Main Article Content

Anthonia O. Ahimah
D'Anna K. Shotts

Abstract

Almost everyone has heard of the deadly terror group Boko Haram, which began to gain world attention in 2009. Their impact on northeastern Nigeria has been devastating: lives lost and disrupted, properties destroyed, culture and history eradicated by violence. Though they no longer hold territory, in 2014-15 Boko Haram controlled an area the size of Belgium, and also carried out multiple violent attacks in surrounding areas.

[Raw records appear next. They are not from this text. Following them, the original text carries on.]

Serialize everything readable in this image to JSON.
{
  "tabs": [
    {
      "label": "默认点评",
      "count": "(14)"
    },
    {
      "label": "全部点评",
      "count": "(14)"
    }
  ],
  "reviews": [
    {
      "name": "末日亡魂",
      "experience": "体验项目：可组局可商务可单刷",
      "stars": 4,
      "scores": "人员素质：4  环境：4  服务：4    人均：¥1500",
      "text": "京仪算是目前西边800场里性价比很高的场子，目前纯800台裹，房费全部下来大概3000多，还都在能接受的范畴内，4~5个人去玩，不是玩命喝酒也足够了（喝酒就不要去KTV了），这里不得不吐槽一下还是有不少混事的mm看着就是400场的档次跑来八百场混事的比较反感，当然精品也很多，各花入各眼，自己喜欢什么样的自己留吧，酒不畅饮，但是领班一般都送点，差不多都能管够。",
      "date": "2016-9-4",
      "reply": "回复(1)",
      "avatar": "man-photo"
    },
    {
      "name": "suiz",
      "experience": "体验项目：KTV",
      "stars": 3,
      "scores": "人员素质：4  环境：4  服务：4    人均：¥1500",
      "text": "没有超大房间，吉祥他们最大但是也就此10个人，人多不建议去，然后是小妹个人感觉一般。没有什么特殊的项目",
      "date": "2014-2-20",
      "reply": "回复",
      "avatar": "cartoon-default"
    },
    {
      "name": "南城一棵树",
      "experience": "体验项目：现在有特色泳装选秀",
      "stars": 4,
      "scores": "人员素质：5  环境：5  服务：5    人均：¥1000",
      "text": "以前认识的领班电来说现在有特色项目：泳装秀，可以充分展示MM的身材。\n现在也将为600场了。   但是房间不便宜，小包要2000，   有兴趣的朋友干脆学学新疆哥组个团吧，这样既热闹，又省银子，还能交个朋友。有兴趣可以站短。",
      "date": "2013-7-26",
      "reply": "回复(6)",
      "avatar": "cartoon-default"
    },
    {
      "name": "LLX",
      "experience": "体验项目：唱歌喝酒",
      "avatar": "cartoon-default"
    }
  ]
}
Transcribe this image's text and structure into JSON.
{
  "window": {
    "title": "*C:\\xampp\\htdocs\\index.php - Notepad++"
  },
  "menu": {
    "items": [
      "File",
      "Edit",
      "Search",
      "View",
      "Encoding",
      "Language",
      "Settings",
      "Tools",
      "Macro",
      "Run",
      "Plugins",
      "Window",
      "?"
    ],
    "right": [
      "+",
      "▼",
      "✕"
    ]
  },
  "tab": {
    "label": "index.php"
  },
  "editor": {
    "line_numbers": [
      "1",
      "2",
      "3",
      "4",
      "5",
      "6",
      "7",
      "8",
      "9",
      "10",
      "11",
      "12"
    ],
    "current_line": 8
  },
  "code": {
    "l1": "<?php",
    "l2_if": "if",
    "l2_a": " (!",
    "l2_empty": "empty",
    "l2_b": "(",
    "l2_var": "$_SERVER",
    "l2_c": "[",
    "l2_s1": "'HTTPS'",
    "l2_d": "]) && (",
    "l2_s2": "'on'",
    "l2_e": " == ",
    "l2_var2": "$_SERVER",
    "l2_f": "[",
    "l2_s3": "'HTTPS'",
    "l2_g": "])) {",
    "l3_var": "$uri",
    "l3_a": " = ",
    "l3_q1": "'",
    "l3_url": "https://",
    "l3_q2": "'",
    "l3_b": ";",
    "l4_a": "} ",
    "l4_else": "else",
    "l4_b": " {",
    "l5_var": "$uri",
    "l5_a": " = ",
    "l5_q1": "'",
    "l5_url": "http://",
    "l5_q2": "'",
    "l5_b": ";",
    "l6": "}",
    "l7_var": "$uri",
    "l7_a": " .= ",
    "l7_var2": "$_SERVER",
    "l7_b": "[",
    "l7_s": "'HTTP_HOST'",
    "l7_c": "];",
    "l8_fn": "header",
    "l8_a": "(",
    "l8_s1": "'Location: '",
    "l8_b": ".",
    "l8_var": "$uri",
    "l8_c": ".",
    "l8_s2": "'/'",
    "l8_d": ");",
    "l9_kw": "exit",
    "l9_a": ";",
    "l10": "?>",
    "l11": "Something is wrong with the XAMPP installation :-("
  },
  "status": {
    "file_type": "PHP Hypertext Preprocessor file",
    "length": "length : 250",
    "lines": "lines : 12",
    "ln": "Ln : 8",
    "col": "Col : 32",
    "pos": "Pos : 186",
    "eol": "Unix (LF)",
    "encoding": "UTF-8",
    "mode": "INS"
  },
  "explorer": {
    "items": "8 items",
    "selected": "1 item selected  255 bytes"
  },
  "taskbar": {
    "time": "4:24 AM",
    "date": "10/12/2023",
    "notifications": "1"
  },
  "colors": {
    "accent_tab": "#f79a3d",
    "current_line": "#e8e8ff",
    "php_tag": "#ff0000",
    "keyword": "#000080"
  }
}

The Northeastern Nigeria Baptist Digital History Project was begun to help affected Baptist churches in three northeastern states which suffered invasion, many of them with devastated and scattered congregations and damaged or destroyed buildings, recover the dignity of their history through researching, locating, digitizing, and indexing historical documents related to their founding and growth. 


Original impetus for the project, headquartered in the Ibrahim Danin Library of Baptist Theological Seminary, Kaduna (located outside the Boko Haram sphere of influence) was the discovery of a trove of forty-year-old, handwritten working files created by missionaries present at the founding of many of the earliest Baptist churches in the area. Other primary materials already held by the Library contain clues to interpreting these records, and are also being digitized for access by scholars and researchers.